Telah dibuktikan bahwa aktivasi CO oleh katalis campuran
FeS/NiS dapat membentuk ikatan peptide antara asam amino alpha (alpha amino acids) dalam larutan
aqueous. Sistem diatas juga mampu menghidrolisis polipeptida.
1. EVOLUSI DNA, RNA DAN SEKUEN PROTEIN
Suatu silsilah
evolusi mungkin dapat disusun menggunakan satu set sekuen suatu protein, selama
protein tersebut dapat ditemukan pada setiap mahluk yang dibandingkan. Rantai
alpha hemoglobin hanya ditemukan pada mahluk yang berkerabat darah dengan
manusia. Sebaliknya, cytochrome e adalah suatu protein yang terlibat dalam
penghasilan energi pada semua organisme tingkat atas, termasuk fungi dan
tumbuhan. Bahkan terdapat beberapa kerabat dari protein tersebut yang ditemukan
pada banyak bakteria. Manusia dengan ikan berbeda dalam sekuen asam amino untuk
cytochrome e sebesar 18%, dan berbeda dengan fungi atau tanaman sebesar 45%.

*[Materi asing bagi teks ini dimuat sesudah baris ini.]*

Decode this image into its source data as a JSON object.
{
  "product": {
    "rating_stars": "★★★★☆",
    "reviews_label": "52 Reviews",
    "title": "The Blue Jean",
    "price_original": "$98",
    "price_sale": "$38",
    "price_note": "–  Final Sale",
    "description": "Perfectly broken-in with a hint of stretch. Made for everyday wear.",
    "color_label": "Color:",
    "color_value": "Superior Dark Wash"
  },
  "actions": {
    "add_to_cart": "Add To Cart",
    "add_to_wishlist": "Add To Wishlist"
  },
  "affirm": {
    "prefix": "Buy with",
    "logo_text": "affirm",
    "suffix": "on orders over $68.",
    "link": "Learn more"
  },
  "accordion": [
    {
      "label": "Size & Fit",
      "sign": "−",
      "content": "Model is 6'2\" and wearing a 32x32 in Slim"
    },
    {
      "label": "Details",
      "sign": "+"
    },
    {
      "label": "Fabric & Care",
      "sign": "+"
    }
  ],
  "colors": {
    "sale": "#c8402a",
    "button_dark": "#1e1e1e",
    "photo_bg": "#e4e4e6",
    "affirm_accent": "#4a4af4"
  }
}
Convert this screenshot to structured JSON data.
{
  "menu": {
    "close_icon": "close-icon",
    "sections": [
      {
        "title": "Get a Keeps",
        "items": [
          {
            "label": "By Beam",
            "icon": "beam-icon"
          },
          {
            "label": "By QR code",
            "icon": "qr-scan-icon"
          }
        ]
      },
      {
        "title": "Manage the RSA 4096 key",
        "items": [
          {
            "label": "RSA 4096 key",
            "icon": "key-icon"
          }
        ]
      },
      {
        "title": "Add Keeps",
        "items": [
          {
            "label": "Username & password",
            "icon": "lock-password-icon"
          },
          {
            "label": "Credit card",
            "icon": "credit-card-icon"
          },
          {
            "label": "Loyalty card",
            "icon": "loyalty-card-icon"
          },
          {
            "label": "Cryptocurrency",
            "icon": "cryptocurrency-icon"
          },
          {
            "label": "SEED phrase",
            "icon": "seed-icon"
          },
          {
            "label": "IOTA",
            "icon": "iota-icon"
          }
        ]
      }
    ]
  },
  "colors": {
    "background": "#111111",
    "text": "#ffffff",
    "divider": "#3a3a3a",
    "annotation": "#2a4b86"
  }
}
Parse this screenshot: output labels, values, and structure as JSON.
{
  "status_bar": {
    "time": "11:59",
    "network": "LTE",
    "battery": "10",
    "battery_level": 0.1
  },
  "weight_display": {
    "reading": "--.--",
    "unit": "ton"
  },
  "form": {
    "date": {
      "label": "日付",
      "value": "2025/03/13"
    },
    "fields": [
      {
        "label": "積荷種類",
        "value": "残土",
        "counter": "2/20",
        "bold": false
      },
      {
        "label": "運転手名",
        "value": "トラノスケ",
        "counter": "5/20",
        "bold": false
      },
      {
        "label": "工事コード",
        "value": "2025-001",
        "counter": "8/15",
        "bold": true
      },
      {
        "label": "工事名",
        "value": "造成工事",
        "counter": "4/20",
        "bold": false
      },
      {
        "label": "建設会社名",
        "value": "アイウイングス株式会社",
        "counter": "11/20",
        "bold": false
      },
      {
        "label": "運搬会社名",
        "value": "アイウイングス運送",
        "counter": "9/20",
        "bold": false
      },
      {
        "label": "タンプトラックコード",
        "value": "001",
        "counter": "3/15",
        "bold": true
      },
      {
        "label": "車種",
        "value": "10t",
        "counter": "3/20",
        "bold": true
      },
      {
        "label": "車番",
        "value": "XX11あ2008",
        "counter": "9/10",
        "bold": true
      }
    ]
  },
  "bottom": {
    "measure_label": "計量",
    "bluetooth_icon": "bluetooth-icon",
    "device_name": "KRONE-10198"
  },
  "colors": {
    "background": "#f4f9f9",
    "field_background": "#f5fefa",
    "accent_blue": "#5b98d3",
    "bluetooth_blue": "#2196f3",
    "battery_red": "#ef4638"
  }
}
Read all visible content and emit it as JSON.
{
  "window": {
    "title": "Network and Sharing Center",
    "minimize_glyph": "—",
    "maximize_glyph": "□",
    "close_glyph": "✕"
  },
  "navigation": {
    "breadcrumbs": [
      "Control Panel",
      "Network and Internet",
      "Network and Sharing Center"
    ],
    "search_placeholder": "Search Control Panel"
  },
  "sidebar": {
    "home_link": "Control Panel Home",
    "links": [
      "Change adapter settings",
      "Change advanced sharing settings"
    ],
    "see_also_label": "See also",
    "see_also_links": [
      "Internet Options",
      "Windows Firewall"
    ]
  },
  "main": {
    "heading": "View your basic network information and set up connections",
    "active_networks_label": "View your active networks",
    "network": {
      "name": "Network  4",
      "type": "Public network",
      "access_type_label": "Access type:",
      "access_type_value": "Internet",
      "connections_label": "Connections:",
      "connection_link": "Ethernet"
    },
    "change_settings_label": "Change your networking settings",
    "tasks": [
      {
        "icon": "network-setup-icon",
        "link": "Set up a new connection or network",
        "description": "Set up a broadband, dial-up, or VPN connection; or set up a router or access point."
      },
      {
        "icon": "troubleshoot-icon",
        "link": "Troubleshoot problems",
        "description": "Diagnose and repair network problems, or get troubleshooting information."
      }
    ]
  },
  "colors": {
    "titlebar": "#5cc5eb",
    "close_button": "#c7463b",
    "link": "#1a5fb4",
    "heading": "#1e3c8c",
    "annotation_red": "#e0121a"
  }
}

Akan tetapi antara fungi dan tanaman sendiri, terdapat perbedaan 45%, yang
menandakan bahwa perbedaan antara hewan dan tanaman adlah sebesar perbedaan
antara tanaman dan fungi.
Mutasi
tunggal mungkin mengembalikan suatu sekuen gen atau protein pada lokasi
tertentu, kembali menjadi sekuen moyangnya. Akan tetapi gen hampir tidak pernah
bermutasi kebelakang untuk kembali menjadi seperti moyangnya, yaitu sebelum
sekuen tersebut mengalami berbagai evolusi. Hal ini hanyalah masalah
probabilitas. Tidak ada yang mencegah suatu sekuen untuk kembali menjadi sekuen
awal, namun kemungkinan membalikan setiap mutasi yang telah terjadi adalah
sangat-sangat kecil.
2. MENGHASILKAN GEN BARU MELALUI DUPLIKASI
Cara standar
mengetahui terbentuknya gen baru adalah melalui duplikasi gen. Mutasi mungkin
menyebabkan duplikasi dari segmen DNA yang membawa satu sampai beberapa gen.
Segmen awal akan tetap sama karena fungsinya dibutuhkan, namun duplikatnya
dapat bermutasi dan mungkin tersusun ulang secara drastis. Kemungkinan besar
mutasi yang menumpuk akan menonaktifkan gen duplikat. Namun kadang juga
duplikat akan tetap aktif dan terubah susunanya sehingga mempunyai fungsi yang
berkaitan namun berbeda dengan gen aslinya.
Duplikasi berulang yang diikuti perbedaan
sekuen mungkin menghasilkkan keluarga gen berkerabat yang mempunyai fungsi yang
berkaitan namun berbeda. Salah satu contoh yang paling baik adalah keluarga gen
globin. Hemoglobin membawa oksigen dalam darah, sedangkan mioglobin membawa
oksigen dalam otot. Kedua protein ini memiliki fungsi yang kurang lebih sama,
bentuk 3D yang mirip, dan sekuen yang berkerabat. Setelah gen globin awal
berduplikasi, 2 gen untuk mioglobin dan hemoglobin perlahan mengalami
percabangan, karena mereka mengalami spesialisasi untuk bekerja dalam jaringan
yang berbeda.
Gen globin
adalah contoh dari keluarga gen (gene
family), yaitu sekelompok gen yang saling berkerabat yang terbentuk melalui
duplikasi terus menerus. Setiap anggota keluarga ini mempunyai sekuen yang
berkerabat dengan fungsi yang mirip. Selama evolusi, duplikasi gen yang terus
menerus mungkin menghasilkan beberapa gen baru yang fungsinya mengalami secara
perlahan, sampai pada akhirnya kekerabatan antar keduanya sulit untuk dikenali.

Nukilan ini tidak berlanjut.